Las manos de Hank ya habían llegado a sus brazos, apenas por encima de los codos, fuertes como ligaduras de acero. De pronto, ella deseó desesperadamente su aprobación.

– Está perfecta, salvo por una cosa… -Metió la mano en el bolsillo y extrajo un delgado anillo de bodas, de oro. Sosteniéndolo entre el pulgar y el índice, lo estudió un momento con cierta incomodidad. Recordó su primer beso verdadero, el que había compartido con Joanne Karwatt. Y otros momentos similares, igualmente perturbadores. Decidió que ese momento también encabezaba la lista de los episodios seudorománticos más embarazosos que había vivido. Tomó la mano de Maggie, inspiró profundamente y le colocó el anillo en el dedo-. ¿Cómo se siente?

Maggie miró el anillo y tragó saliva. Nada podía haberla preparado para ese momento. Apenas unos minutos antes se había sentido la mujer más valiente del mundo y ahora la abrumaban las más extrañas emociones.

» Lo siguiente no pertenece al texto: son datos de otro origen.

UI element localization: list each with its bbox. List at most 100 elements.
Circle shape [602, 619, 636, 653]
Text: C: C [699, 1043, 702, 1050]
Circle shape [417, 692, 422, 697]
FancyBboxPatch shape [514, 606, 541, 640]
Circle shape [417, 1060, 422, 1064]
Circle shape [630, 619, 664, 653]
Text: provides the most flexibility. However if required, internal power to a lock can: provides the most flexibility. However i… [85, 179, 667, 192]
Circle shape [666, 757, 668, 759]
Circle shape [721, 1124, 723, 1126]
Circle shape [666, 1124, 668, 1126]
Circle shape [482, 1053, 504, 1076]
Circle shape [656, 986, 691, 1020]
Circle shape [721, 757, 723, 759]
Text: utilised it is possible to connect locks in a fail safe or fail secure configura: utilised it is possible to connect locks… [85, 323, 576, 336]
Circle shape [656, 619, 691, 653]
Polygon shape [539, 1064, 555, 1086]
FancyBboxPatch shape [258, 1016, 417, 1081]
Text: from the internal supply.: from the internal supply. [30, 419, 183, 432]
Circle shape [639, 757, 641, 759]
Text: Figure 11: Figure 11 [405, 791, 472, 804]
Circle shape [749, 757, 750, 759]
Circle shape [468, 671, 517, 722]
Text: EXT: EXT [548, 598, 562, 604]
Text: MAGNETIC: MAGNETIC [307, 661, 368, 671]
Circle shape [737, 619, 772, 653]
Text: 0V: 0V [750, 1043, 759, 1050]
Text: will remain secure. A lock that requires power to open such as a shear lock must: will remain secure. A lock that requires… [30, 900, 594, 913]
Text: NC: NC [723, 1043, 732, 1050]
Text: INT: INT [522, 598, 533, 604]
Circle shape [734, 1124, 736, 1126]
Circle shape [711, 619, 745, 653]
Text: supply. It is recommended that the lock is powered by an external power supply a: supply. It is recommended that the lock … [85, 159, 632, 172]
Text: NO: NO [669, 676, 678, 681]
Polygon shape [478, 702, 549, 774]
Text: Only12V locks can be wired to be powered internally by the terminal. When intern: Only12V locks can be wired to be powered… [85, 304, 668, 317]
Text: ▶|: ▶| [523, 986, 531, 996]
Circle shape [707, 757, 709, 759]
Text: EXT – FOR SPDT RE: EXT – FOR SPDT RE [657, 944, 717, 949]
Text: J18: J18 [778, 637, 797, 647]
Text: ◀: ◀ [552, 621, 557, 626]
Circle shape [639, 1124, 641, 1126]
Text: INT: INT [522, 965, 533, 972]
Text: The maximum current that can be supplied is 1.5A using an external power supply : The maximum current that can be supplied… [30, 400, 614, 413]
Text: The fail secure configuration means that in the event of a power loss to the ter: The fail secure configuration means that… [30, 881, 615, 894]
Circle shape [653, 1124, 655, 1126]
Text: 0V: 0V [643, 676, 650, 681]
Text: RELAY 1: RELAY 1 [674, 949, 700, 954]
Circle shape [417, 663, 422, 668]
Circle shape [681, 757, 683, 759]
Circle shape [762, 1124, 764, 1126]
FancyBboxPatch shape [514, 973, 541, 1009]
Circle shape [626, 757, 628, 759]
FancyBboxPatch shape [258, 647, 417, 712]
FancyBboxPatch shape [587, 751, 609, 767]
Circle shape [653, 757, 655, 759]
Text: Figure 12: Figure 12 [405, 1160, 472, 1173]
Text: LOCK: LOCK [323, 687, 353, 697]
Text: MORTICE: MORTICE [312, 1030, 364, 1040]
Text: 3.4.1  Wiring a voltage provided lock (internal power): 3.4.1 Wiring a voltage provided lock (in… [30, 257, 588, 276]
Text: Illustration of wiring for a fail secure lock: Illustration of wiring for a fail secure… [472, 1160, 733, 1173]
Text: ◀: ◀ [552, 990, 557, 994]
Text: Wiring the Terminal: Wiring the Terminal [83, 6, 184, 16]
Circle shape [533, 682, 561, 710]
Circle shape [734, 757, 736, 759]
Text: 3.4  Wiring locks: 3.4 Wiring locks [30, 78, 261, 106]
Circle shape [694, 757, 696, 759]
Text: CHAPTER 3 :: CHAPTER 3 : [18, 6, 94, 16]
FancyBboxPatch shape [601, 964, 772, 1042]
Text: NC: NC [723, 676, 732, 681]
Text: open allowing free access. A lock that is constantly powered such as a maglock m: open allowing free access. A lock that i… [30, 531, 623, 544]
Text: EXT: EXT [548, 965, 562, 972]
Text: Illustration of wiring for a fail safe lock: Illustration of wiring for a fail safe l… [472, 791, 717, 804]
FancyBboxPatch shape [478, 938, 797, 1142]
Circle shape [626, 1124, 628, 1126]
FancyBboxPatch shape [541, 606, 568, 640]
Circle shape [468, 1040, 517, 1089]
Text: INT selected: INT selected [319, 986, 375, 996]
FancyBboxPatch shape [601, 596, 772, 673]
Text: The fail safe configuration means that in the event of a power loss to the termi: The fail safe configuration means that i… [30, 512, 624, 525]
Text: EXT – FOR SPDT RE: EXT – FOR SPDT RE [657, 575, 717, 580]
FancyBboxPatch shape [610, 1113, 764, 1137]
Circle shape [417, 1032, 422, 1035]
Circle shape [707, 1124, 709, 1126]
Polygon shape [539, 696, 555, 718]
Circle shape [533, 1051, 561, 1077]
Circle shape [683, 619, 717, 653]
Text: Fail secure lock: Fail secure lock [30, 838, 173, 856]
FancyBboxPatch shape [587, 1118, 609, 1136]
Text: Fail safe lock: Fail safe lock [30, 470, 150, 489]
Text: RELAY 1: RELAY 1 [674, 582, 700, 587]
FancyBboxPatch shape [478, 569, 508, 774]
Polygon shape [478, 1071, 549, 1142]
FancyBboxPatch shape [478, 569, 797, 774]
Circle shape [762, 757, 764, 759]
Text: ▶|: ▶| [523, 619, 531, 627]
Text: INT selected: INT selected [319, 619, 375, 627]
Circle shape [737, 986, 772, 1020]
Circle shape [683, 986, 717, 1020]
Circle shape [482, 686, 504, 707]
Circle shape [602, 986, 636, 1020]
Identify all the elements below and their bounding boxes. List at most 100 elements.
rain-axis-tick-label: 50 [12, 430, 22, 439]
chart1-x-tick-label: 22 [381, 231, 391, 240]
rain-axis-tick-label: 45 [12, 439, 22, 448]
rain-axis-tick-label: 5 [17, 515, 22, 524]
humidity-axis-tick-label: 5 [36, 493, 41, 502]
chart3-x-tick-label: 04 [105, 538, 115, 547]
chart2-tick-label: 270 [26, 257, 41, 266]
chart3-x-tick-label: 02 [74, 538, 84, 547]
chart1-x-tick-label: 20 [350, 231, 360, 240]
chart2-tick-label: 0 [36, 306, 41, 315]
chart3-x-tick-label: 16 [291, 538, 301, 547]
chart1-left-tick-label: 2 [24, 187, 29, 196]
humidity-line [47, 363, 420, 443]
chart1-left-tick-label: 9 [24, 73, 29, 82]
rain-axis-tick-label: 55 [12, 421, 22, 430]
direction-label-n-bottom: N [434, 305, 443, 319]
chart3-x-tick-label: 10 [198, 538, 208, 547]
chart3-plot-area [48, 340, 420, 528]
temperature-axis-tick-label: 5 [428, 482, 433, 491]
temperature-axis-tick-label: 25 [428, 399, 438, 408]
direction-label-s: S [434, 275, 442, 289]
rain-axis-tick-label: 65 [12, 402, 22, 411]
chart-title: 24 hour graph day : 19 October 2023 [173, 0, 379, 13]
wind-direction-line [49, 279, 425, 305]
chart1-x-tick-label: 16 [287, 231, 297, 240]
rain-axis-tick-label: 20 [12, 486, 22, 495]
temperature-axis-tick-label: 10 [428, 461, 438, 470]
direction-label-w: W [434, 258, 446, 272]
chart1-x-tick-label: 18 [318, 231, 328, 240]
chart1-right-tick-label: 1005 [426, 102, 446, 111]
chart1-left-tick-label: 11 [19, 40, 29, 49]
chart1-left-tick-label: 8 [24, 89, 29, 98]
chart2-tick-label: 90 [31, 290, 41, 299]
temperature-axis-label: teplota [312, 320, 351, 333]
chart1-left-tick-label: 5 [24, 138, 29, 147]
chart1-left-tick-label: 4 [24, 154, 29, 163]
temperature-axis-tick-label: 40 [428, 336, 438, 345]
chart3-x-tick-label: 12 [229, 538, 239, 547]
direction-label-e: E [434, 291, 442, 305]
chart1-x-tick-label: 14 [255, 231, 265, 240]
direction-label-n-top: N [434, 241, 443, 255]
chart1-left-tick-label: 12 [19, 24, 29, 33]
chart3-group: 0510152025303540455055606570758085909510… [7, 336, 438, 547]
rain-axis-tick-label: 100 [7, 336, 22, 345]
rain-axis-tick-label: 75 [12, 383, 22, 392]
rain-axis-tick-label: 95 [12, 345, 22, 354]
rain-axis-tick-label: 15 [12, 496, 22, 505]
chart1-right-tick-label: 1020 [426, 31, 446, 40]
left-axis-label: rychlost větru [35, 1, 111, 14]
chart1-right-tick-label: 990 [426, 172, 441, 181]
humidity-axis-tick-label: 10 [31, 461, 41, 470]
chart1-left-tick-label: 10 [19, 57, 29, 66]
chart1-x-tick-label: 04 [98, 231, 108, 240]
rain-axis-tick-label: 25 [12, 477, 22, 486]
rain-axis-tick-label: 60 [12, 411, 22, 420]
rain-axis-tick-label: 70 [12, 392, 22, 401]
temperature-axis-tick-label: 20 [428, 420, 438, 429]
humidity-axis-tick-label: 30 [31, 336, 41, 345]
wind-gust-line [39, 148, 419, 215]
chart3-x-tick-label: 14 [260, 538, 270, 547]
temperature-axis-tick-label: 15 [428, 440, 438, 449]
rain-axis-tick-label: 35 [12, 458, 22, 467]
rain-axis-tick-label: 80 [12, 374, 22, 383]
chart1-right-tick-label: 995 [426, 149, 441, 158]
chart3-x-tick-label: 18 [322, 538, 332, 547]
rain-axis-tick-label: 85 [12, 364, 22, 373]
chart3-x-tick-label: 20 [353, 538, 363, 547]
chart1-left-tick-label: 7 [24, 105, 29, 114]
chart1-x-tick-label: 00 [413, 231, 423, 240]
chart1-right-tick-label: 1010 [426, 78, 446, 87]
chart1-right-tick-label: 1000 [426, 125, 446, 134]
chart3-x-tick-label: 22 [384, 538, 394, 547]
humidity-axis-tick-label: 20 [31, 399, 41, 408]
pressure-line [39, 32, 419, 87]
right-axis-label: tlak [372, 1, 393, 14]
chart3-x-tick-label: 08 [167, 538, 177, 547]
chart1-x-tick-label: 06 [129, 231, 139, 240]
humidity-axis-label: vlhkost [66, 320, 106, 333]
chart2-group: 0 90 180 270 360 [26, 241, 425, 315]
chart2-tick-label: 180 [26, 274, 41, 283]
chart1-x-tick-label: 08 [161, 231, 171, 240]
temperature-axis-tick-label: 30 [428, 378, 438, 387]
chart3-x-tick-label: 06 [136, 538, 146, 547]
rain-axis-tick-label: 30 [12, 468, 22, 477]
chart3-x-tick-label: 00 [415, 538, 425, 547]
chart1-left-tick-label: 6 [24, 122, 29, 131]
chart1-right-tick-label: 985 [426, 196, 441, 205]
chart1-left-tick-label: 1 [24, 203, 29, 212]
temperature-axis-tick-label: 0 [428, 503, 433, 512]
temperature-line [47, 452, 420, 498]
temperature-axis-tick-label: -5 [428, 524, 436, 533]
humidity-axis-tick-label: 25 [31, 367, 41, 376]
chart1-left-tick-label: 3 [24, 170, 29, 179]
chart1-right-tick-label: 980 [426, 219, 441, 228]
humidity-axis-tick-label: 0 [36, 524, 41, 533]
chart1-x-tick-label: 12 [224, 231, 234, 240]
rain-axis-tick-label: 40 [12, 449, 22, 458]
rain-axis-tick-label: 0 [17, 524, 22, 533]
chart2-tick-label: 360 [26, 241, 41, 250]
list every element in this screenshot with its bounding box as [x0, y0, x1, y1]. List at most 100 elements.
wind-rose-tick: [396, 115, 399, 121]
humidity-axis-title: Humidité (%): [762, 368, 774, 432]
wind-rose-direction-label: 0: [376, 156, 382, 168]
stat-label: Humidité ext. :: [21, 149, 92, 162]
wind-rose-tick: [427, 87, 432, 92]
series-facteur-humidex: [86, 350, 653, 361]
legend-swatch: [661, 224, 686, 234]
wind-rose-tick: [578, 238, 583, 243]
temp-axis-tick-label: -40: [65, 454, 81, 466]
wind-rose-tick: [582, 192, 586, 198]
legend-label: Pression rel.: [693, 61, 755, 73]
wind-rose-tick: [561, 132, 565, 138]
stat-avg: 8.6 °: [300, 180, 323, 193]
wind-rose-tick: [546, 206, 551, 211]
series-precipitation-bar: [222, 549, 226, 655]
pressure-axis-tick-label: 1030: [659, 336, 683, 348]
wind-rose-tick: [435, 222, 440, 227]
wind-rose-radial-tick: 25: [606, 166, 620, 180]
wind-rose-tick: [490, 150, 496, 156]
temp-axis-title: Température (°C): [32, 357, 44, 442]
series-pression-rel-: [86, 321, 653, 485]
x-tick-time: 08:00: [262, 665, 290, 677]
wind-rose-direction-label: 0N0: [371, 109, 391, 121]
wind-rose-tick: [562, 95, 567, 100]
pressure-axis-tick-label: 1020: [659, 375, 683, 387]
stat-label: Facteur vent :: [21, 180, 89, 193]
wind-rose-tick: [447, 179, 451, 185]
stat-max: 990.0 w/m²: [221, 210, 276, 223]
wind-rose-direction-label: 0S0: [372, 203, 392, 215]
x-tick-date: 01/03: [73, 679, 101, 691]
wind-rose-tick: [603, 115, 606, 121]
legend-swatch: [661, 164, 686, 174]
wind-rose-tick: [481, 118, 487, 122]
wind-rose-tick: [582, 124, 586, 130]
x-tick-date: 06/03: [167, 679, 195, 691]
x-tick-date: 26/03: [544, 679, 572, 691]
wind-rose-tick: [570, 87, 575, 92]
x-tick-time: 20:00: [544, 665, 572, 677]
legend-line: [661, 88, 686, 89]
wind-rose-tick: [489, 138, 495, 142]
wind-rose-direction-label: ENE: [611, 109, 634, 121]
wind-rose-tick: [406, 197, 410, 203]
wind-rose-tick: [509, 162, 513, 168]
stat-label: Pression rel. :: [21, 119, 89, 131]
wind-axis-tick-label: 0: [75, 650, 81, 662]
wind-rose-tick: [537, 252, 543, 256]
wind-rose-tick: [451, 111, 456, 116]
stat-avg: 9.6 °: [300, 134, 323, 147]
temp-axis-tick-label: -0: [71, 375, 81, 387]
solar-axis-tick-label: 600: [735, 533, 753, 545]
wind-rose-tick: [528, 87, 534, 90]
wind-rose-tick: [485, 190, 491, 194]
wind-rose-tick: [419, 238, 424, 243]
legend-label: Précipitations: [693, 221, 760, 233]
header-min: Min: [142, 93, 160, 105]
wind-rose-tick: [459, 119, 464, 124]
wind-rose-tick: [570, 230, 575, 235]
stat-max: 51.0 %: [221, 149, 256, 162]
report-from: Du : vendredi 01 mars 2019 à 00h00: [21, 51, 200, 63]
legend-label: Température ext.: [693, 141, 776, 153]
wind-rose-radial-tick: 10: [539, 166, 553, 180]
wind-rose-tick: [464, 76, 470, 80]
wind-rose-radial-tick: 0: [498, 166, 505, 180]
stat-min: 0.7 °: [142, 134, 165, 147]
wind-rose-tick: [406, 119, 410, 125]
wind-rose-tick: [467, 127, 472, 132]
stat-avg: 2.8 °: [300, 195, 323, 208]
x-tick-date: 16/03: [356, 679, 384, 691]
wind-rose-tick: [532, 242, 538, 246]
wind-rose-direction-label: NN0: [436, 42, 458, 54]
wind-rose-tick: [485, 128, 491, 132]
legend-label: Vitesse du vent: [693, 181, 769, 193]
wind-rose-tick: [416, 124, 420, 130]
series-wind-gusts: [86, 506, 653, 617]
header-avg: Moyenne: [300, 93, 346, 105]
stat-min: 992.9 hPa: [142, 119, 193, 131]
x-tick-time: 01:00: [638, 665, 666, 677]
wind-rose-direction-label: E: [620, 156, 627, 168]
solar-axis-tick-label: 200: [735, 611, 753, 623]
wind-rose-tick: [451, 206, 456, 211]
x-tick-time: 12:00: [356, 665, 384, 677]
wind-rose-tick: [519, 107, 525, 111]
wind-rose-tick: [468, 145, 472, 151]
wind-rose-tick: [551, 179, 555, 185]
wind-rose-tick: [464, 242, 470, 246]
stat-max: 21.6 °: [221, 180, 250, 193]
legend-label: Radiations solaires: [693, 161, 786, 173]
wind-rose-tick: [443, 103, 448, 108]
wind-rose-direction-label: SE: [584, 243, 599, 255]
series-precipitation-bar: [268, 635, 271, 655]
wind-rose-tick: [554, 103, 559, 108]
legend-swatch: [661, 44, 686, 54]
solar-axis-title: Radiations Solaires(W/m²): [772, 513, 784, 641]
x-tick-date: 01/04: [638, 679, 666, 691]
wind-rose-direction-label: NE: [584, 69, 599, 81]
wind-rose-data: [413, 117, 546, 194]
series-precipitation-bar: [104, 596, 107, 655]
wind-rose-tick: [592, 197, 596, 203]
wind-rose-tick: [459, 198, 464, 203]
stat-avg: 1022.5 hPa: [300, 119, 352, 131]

Emociones cuya existencia ella ignoraba. Contempló la sortija con cierta amargura, pues sólo representaba una farsa.

– Algo rara.

Hank advirtió que la voz se le quebraba y se detestó. Esa trama le había parecido muy simple un mes atrás, muy inofensiva, pero ahora involucraba un engaño a sus padres. Peor aún: estaba engañando a Maggie. Tuvo impulsos de confesarle que ya no se trataba de una farsa, que se había enamorado de ella de verdad. Pero Maggie jamás lo habría creído. Hacía muy poco que se conocían. De pronto, la tomó de los hombros, la acorraló contra la pared y la besó. El beso se profundizó. Sus manos recorrieron el cuello de Maggie, descendieron por los brazos hasta instalarse en la cintura. Disfrutó de su cuerpo de mujer a través de la seda; se deleitó con la tensión que Maggie experimentó ante la sorpresa y con el modo en que luego se rindió cálidamente al abrazo. Posó los labios sobre su cuello, en el sitio exacto donde pulsaban sus latidos, y supo que, por su causa, el ritmo de su corazón se había acelerado. El descubrimiento lo excitó, lo alentó. Sabía que debía detenerse, pero que no lo haría. No aún. Ya le había dado el anillo; ahora era el momento de hacerle una advertencia. Sus manos se detuvieron en la cintura de Maggie, para atraerla con todas sus fuerzas hacia él. Las bocas de ambos se fundieron en un beso intenso, salvaje. Hank tuvo un rapto de autocensura. ¿Cómo se retractaría de su proceder? La respuesta fue muy clara: no tenía la menor intención de retractarse.